In statistics, the term robust or robustness refers to the strength of a statistical model, tests, and procedures according to the specific conditions of the statistical analysis a study hopes to achieve. Given that these conditions of a study are met, the models can be verified to be true through the use of mathematical proofs.

However, many models are based upon ideal situations that do not exist when working with real-world data, and, as a result, the model may provide correct results even if the conditions are not met exactly.

Robust statistics, therefore, are any statistics that yield good performance when data is drawn from a wide range of probability distributions that are largely unaffected by outliers or small departures from model assumptions in a given dataset. In other words, a robust statistic is resistant to errors in the results.

One way to observe a commonly held robust statistical procedure, one needs to look no further than t-procedures, which use hypothesis tests to determine the most accurate statistical predictions.

### Observing T-Procedures

For an example of robustness, we will consider *t*-procedures, which include the confidence interval for a population mean with unknown population standard deviation as well as hypothesis tests about the population mean.

The use of *t-*procedures assumes the following:

- The set of data that we are working with is a simple random sample of the population.
- The population that we have sampled from is normally distributed.

In practice with real-life examples, statisticians rarely have a population that is normally distributed, so the question instead becomes, “How robust are our *t-*procedures?”

In general the condition that we have a simple random sample is more important than the condition that we have sampled from a normally distributed population; the reason for this is that the central limit theorem ensures a sampling distribution that is approximately normal — the greater our sample size, the closer that the sampling distribution of the sample mean is to being normal.

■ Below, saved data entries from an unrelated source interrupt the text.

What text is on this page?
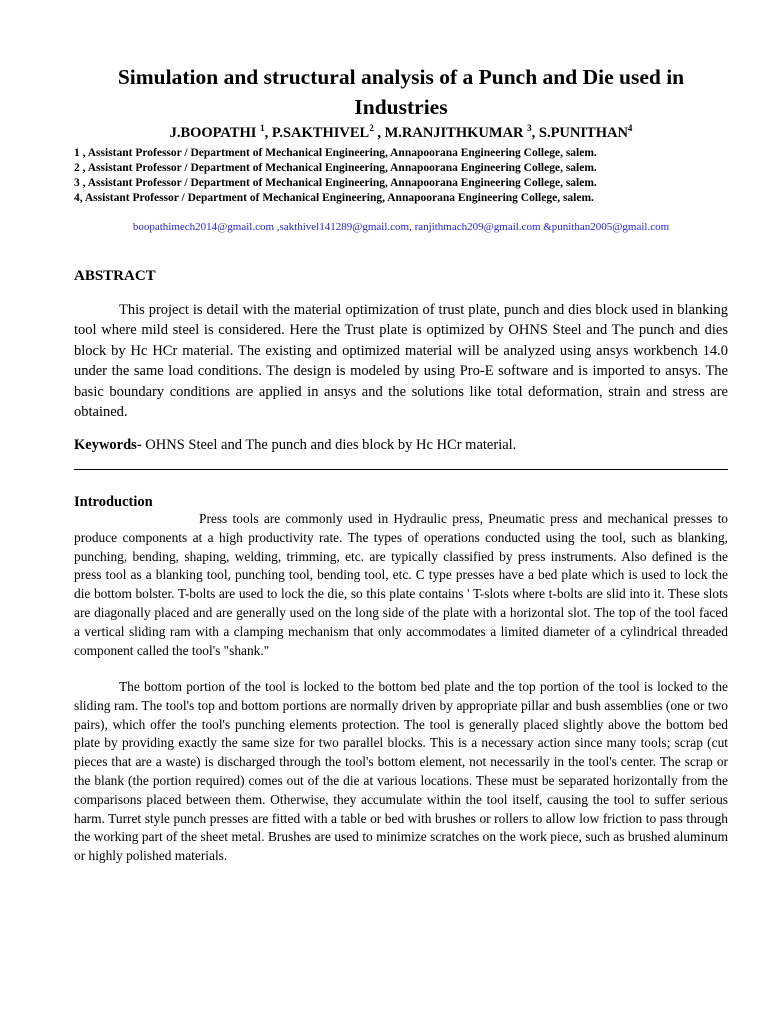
Simulation and structural analysis of a Punch and Die used in Industries
J.BOOPATHI $^1$, P.SAKTHIVEL$^2$ , M.RANJITHKUMAR $^3$, S.PUNITHAN$^4$
1 , Assistant Professor / Department of Mechanical Engineering, Annapoorana Engineering College, salem.
2 , Assistant Professor / Department of Mechanical Engineering, Annapoorana Engineering College, salem.
3 , Assistant Professor / Department of Mechanical Engineering, Annapoorana Engineering College, salem.
4, Assistant Professor / Department of Mechanical Engineering, Annapoorana Engineering College, salem.
boopathimech2014@gmail.com ,sakthivel141289@gmail.com, ranjithmach209@gmail.com &punithan2005@gmail.com
ABSTRACT
This project is detail with the material optimization of trust plate, punch and dies block used in blanking tool where mild steel is considered. Here the Trust plate is optimized by OHNS Steel and The punch and dies block by Hc HCr material. The existing and optimized material will be analyzed using ansys workbench 14.0 under the same load conditions. The design is modeled by using Pro-E software and is imported to ansys. The basic boundary conditions are applied in ansys and the solutions like total deformation, strain and stress are obtained.
Keywords- OHNS Steel and The punch and dies block by Hc HCr material.
Introduction
Press tools are commonly used in Hydraulic press, Pneumatic press and mechanical presses to produce components at a high productivity rate. The types of operations conducted using the tool, such as blanking, punching, bending, shaping, welding, trimming, etc. are typically classified by press instruments. Also defined is the press tool as a blanking tool, punching tool, bending tool, etc. C type presses have a bed plate which is used to lock the die bottom bolster. T-bolts are used to lock the die, so this plate contains ' T-slots where t-bolts are slid into it. These slots are diagonally placed and are generally used on the long side of the plate with a horizontal slot. The top of the tool faced a vertical sliding ram with a clamping mechanism that only accommodates a limited diameter of a cylindrical threaded component called the tool's "shank."
The bottom portion of the tool is locked to the bottom bed plate and the top portion of the tool is locked to the sliding ram. The tool's top and bottom portions are normally driven by appropriate pillar and bush assemblies (one or two pairs), which offer the tool's punching elements protection. The tool is generally placed slightly above the bottom bed plate by providing exactly the same size for two parallel blocks. This is a necessary action since many tools; scrap (cut pieces that are a waste) is discharged through the tool's bottom element, not necessarily in the tool's center. The scrap or the blank (the portion required) comes out of the die at various locations. These must be separated horizontally from the comparisons placed between them. Otherwise, they accumulate within the tool itself, causing the tool to suffer serious harm. Turret style punch presses are fitted with a table or bed with brushes or rollers to allow low friction to pass through the working part of the sheet metal. Brushes are used to minimize scratches on the work piece, such as brushed aluminum or highly polished materials.
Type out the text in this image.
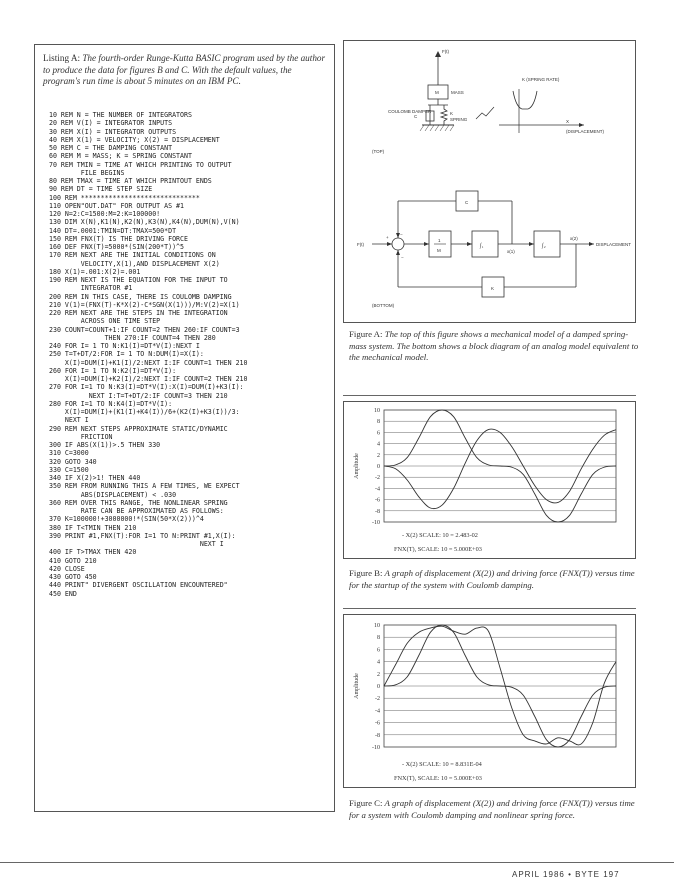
Listing A: The fourth-order Runge-Kutta BASIC program used by the author to produce the data for figures B and C. With the default values, the program's run time is about 5 minutes on an IBM PC.
10 REM N = THE NUMBER OF INTEGRATORS
20 REM V(I) = INTEGRATOR INPUTS
30 REM X(I) = INTEGRATOR OUTPUTS
40 REM X(1) = VELOCITY; X(2) = DISPLACEMENT
50 REM C = THE DAMPING CONSTANT
60 REM M = MASS; K = SPRING CONSTANT
70 REM TMIN = TIME AT WHICH PRINTING TO OUTPUT
FILE BEGINS
80 REM TMAX = TIME AT WHICH PRINTOUT ENDS
90 REM DT = TIME STEP SIZE
100 REM ******************************
110 OPEN"OUT.DAT" FOR OUTPUT AS #1
120 N=2:C=1500:M=2:K=100000!
130 DIM X(N),K1(N),K2(N),K3(N),K4(N),DUM(N),V(N)
140 DT=.0001:TMIN=DT:TMAX=500*DT
150 REM FNX(T) IS THE DRIVING FORCE
160 DEF FNX(T)=5000*(SIN(200*T))^5
170 REM NEXT ARE THE INITIAL CONDITIONS ON
VELOCITY,X(1),AND DISPLACEMENT X(2)
180 X(1)=.001:X(2)=.001
190 REM NEXT IS THE EQUATION FOR THE INPUT TO
INTEGRATOR #1
200 REM IN THIS CASE, THERE IS COULOMB DAMPING
210 V(1)=(FNX(T)-K*X(2)-C*SGN(X(1)))/M:V(2)=X(1)
220 REM NEXT ARE THE STEPS IN THE INTEGRATION
ACROSS ONE TIME STEP
230 COUNT=COUNT+1:IF COUNT=2 THEN 260:IF COUNT=3
THEN 270:IF COUNT=4 THEN 280
240 FOR I= 1 TO N:K1(I)=DT*V(I):NEXT I
250 T=T+DT/2:FOR I= 1 TO N:DUM(I)=X(I):
X(I)=DUM(I)+K1(I)/2:NEXT I:IF COUNT=1 THEN 210
260 FOR I= 1 TO N:K2(I)=DT*V(I):
X(I)=DUM(I)+K2(I)/2:NEXT I:IF COUNT=2 THEN 210
270 FOR I=1 TO N:K3(I)=DT*V(I):X(I)=DUM(I)+K3(I):
NEXT I:T=T+DT/2:IF COUNT=3 THEN 210
280 FOR I=1 TO N:K4(I)=DT*V(I):
X(I)=DUM(I)+(K1(I)+K4(I))/6+(K2(I)+K3(I))/3:
NEXT I
290 REM NEXT STEPS APPROXIMATE STATIC/DYNAMIC
FRICTION
300 IF ABS(X(1))>.5 THEN 330
310 C=3000
320 GOTO 340
330 C=1500
340 IF X(2)>1! THEN 440
350 REM FROM RUNNING THIS A FEW TIMES, WE EXPECT
ABS(DISPLACEMENT) < .030
360 REM OVER THIS RANGE, THE NONLINEAR SPRING
RATE CAN BE APPROXIMATED AS FOLLOWS:
370 K=100000!+3000000!*(SIN(50*X(2)))^4
380 IF T<TMIN THEN 210
390 PRINT #1,FNX(T):FOR I=1 TO N:PRINT #1,X(I):
NEXT I
400 IF T>TMAX THEN 420
410 GOTO 210
420 CLOSE
430 GOTO 450
440 PRINT" DIVERGENT OSCILLATION ENCOUNTERED"
450 END
F(t)
M	MASS
C
COULOMB DAMPER	K
SPRING
K (SPRING RATE)
X
(DISPLACEMENT)
(TOP)
F(t)
+
−
1
M
∫₁
x(1)
∫₂
x(2)
DISPLACEMENT
C
K
−
(BOTTOM)
Figure A: The top of this figure shows a mechanical model of a damped spring-mass system. The bottom shows a block diagram of an analog model equivalent to the mechanical model.
10
8
6
4
2
0
-2
-4
-6
-8
-10
Amplitude
- X(2) SCALE: 10 = 2.483-02
FNX(T), SCALE: 10 = 5.000E+03
Figure B: A graph of displacement (X(2)) and driving force (FNX(T)) versus time for the startup of the system with Coulomb damping.
10
8
6
4
2
0
-2
-4
-6
-8
-10
Amplitude
- X(2) SCALE: 10 = 8.831E-04
FNX(T), SCALE: 10 = 5.000E+03
Figure C: A graph of displacement (X(2)) and driving force (FNX(T)) versus time for a system with Coulomb damping and nonlinear spring force.
APRIL 1986 • BYTE 197
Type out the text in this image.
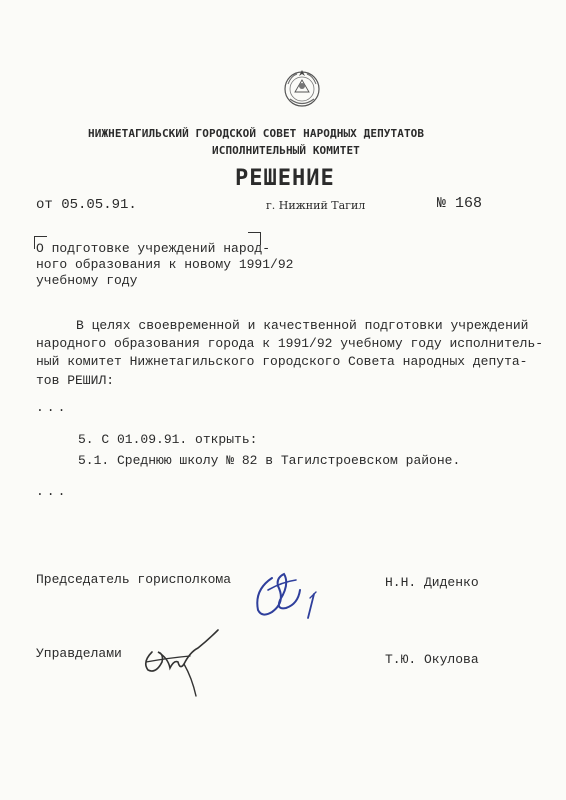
НИЖНЕТАГИЛЬСКИЙ ГОРОДСКОЙ СОВЕТ НАРОДНЫХ ДЕПУТАТОВ
ИСПОЛНИТЕЛЬНЫЙ КОМИТЕТ
РЕШЕНИЕ
от 05.05.91.	г. Нижний Тагил	№ 168
О подготовке учреждений народ-
ного образования к новому 1991/92
учебному году
В целях своевременной и качественной подготовки учреждений
народного образования города к 1991/92 учебному году исполнитель-
ный комитет Нижнетагильского городского Совета народных депута-
тов РЕШИЛ:
...
5. С 01.09.91. открыть:
5.1. Среднюю школу № 82 в Тагилстроевском районе.
...
Председатель горисполкома	Н.Н. Диденко
Управделами	Т.Ю. Окулова
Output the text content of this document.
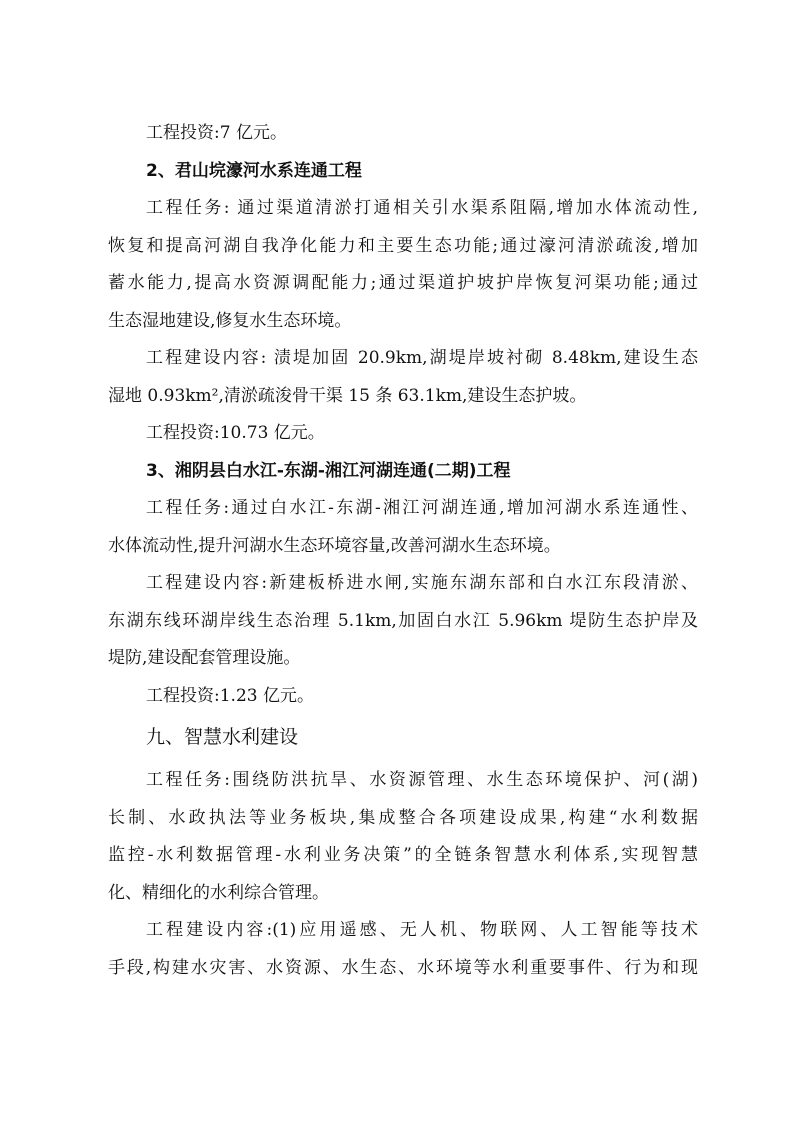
工程投资:7 亿元。
2、君山垸濠河水系连通工程
工程任务: 通过渠道清淤打通相关引水渠系阻隔,增加水体流动性,
恢复和提高河湖自我净化能力和主要生态功能;通过濠河清淤疏浚,增加
蓄水能力,提高水资源调配能力;通过渠道护坡护岸恢复河渠功能;通过
生态湿地建设,修复水生态环境。
工程建设内容: 渍堤加固 20.9km,湖堤岸坡衬砌 8.48km,建设生态
湿地 0.93km²,清淤疏浚骨干渠 15 条 63.1km,建设生态护坡。
工程投资:10.73 亿元。
3、湘阴县白水江-东湖-湘江河湖连通(二期)工程
工程任务:通过白水江-东湖-湘江河湖连通,增加河湖水系连通性、
水体流动性,提升河湖水生态环境容量,改善河湖水生态环境。
工程建设内容:新建板桥进水闸,实施东湖东部和白水江东段清淤、
东湖东线环湖岸线生态治理 5.1km,加固白水江 5.96km 堤防生态护岸及
堤防,建设配套管理设施。
工程投资:1.23 亿元。
九、智慧水利建设
工程任务:围绕防洪抗旱、水资源管理、水生态环境保护、河(湖)
长制、水政执法等业务板块,集成整合各项建设成果,构建“水利数据
监控-水利数据管理-水利业务决策”的全链条智慧水利体系,实现智慧
化、精细化的水利综合管理。
工程建设内容:(1)应用遥感、无人机、物联网、人工智能等技术
手段,构建水灾害、水资源、水生态、水环境等水利重要事件、行为和现
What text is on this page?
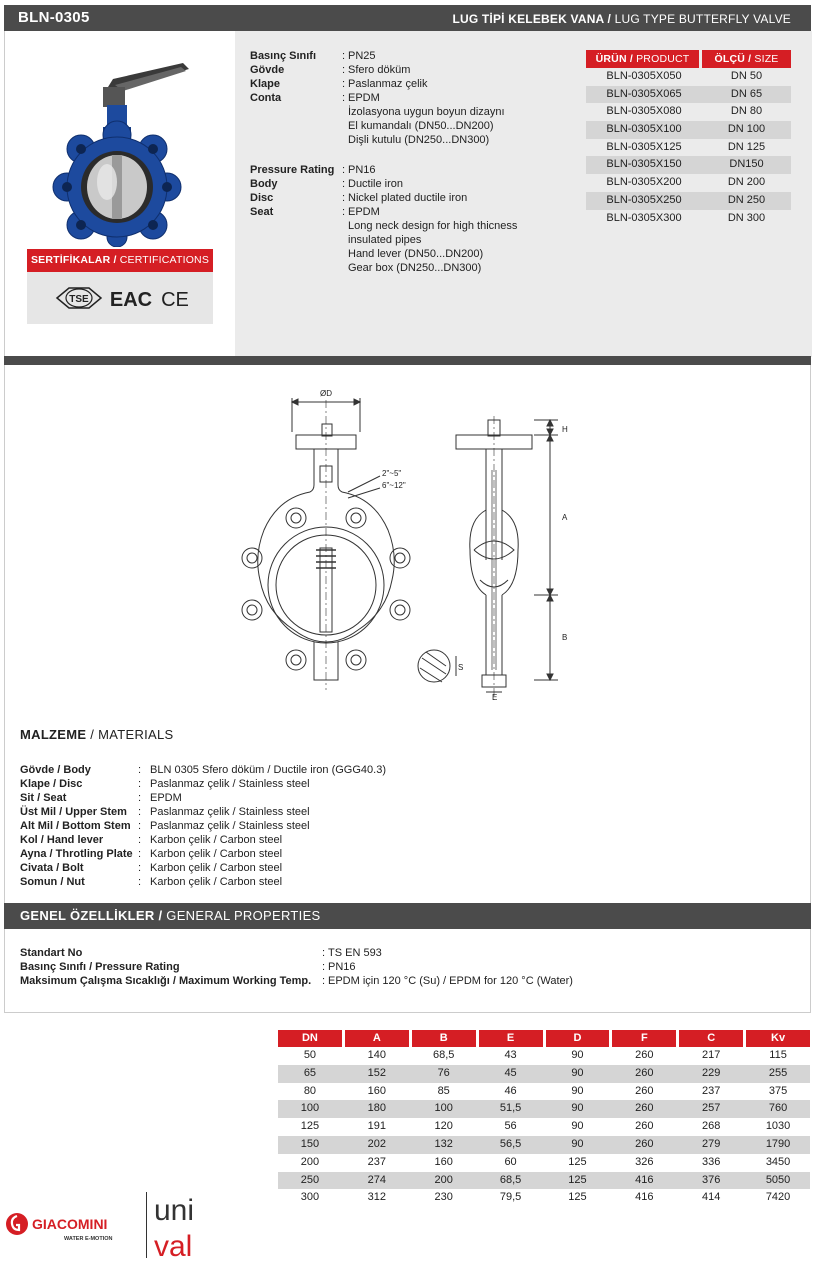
BLN-0305	LUG TİPİ KELEBEK VANA / LUG TYPE BUTTERFLY VALVE
SERTİFİKALAR / CERTIFICATIONS
TSE EAC CE
Basınç Sınıfı	: PN25
Gövde	: Sfero döküm
Klape	: Paslanmaz çelik
Conta	: EPDM
İzolasyona uygun boyun dizaynı
El kumandalı (DN50...DN200)
Dişli kutulu (DN250...DN300)
Pressure Rating : PN16
Body	: Ductile iron
Disc	: Nickel plated ductile iron
Seat	: EPDM
Long neck design for high thicness
insulated pipes
Hand lever (DN50...DN200)
Gear box (DN250...DN300)
ÜRÜN / PRODUCT	ÖLÇÜ / SIZE
BLN-0305X050	DN 50
BLN-0305X065	DN 65
BLN-0305X080	DN 80
BLN-0305X100	DN 100
BLN-0305X125	DN 125
BLN-0305X150	DN150
BLN-0305X200	DN 200
BLN-0305X250	DN 250
BLN-0305X300	DN 300
ØD
2"~5"
6"~12"
H
A
B
S
E
MALZEME / MATERIALS
Gövde / Body	: BLN 0305 Sfero döküm / Ductile iron (GGG40.3)
Klape / Disc	: Paslanmaz çelik / Stainless steel
Sit / Seat	: EPDM
Üst Mil / Upper Stem	: Paslanmaz çelik / Stainless steel
Alt Mil / Bottom Stem : Paslanmaz çelik / Stainless steel
Kol / Hand lever	: Karbon çelik / Carbon steel
Ayna / Throtling Plate : Karbon çelik / Carbon steel
Civata / Bolt	: Karbon çelik / Carbon steel
Somun / Nut	: Karbon çelik / Carbon steel
GENEL ÖZELLİKLER / GENERAL PROPERTIES
Standart No	: TS EN 593
Basınç Sınıfı / Pressure Rating	: PN16
Maksimum Çalışma Sıcaklığı / Maximum Working Temp. : EPDM için 120 °C (Su) / EPDM for 120 °C (Water)
DN	A	B	E	D	F	C	Kv
50	140	68,5	43	90	260	217	115
65	152	76	45	90	260	229	255
80	160	85	46	90	260	237	375
100	180	100	51,5	90	260	257	760
125	191	120	56	90	260	268	1030
150	202	132	56,5	90	260	279	1790
200	237	160	60	125	326	336	3450
250	274	200	68,5	125	416	376	5050
300	312	230	79,5	125	416	414	7420
GIACOMINI
WATER E-MOTION
uni
val
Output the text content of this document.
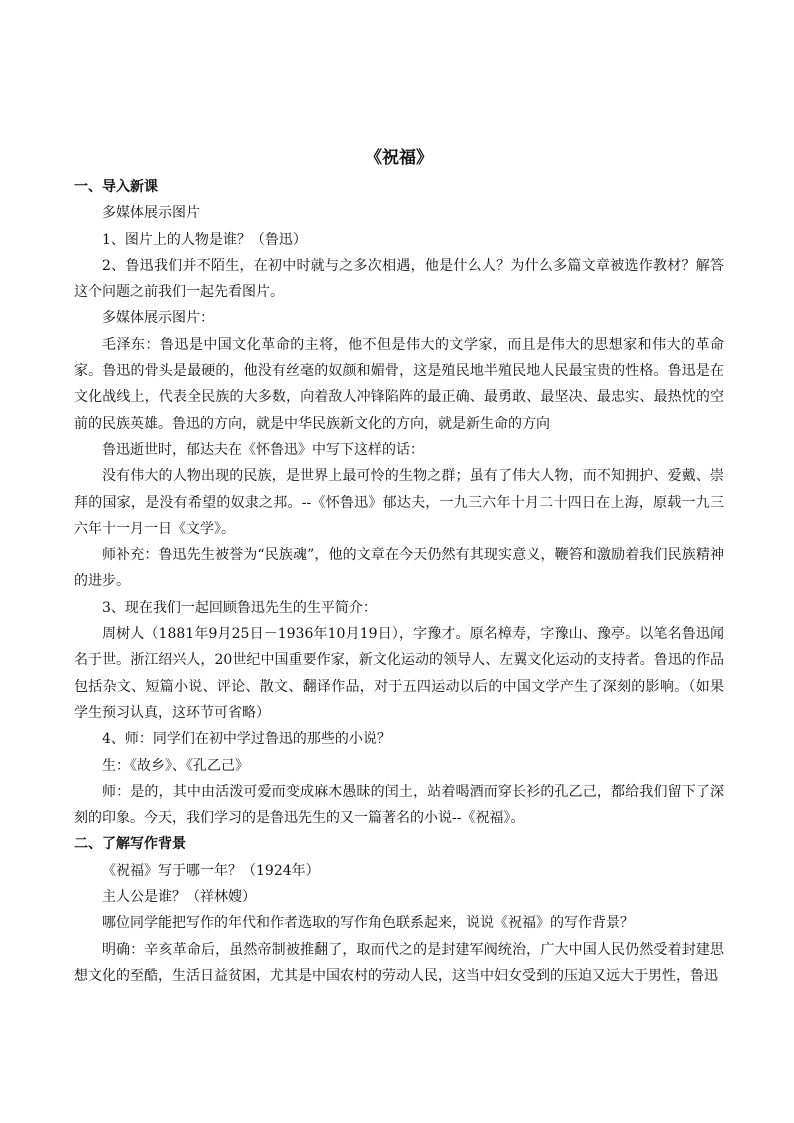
《祝福》

一、导入新课

多媒体展示图片

1、图片上的人物是谁？（鲁迅）

2、鲁迅我们并不陌生，在初中时就与之多次相遇，他是什么人？为什么多篇文章被选作教材？解答这个问题之前我们一起先看图片。

多媒体展示图片：

毛泽东：鲁迅是中国文化革命的主将，他不但是伟大的文学家，而且是伟大的思想家和伟大的革命家。鲁迅的骨头是最硬的，他没有丝毫的奴颜和媚骨，这是殖民地半殖民地人民最宝贵的性格。鲁迅是在文化战线上，代表全民族的大多数，向着敌人冲锋陷阵的最正确、最勇敢、最坚决、最忠实、最热忱的空前的民族英雄。鲁迅的方向，就是中华民族新文化的方向，就是新生命的方向

鲁迅逝世时，郁达夫在《怀鲁迅》中写下这样的话：

没有伟大的人物出现的民族，是世界上最可怜的生物之群；虽有了伟大人物，而不知拥护、爱戴、崇拜的国家，是没有希望的奴隶之邦。--《怀鲁迅》郁达夫，一九三六年十月二十四日在上海，原载一九三六年十一月一日《文学》。

师补充：鲁迅先生被誉为“民族魂”，他的文章在今天仍然有其现实意义，鞭笞和激励着我们民族精神的进步。

3、现在我们一起回顾鲁迅先生的生平简介：

周树人（1881年9月25日－1936年10月19日），字豫才。原名樟寿，字豫山、豫亭。以笔名鲁迅闻名于世。浙江绍兴人，20世纪中国重要作家，新文化运动的领导人、左翼文化运动的支持者。鲁迅的作品包括杂文、短篇小说、评论、散文、翻译作品，对于五四运动以后的中国文学产生了深刻的影响。（如果学生预习认真，这环节可省略）

4、师：同学们在初中学过鲁迅的那些的小说？

生：《故乡》、《孔乙己》

师：是的，其中由活泼可爱而变成麻木愚昧的闰土，站着喝酒而穿长衫的孔乙己，都给我们留下了深刻的印象。今天，我们学习的是鲁迅先生的又一篇著名的小说--《祝福》。

二、了解写作背景

《祝福》写于哪一年？（1924年）

主人公是谁？（祥林嫂）

哪位同学能把写作的年代和作者选取的写作角色联系起来，说说《祝福》的写作背景？

明确：辛亥革命后，虽然帝制被推翻了，取而代之的是封建军阀统治，广大中国人民仍然受着封建思想文化的至酷，生活日益贫困，尤其是中国农村的劳动人民，这当中妇女受到的压迫又远大于男性，鲁迅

### How T-Procedures Function as Robust Statistics

So robustness for *t*-procedures hinges on sample size and the distribution of our sample. Considerations for this include:

- If the samples size is large, meaning that we have 40 or more observations, then
*t-*procedures can be used even with distributions that are skewed. - If the sample size is between 15 and 40, then we can use
*t-*procedures for any shaped distribution, unless there are outliers or a high degree of skewness. - If the sample size is less than 15, then we can use
*t*- procedures for data that have no outliers, a single peak, and are nearly symmetric.

In most cases, robustness has been established through technical work in mathematical statistics, and, fortunately, we do not necessarily need to do these advanced mathematical calculations in order to properly utilize them – We only need to understand what the overall guidelines are for robustness of our specific statistical method.

T-procedures function as robust statistics because they typically yield good performance per these models by factoring in the size of the sample into the basis for applying the procedure.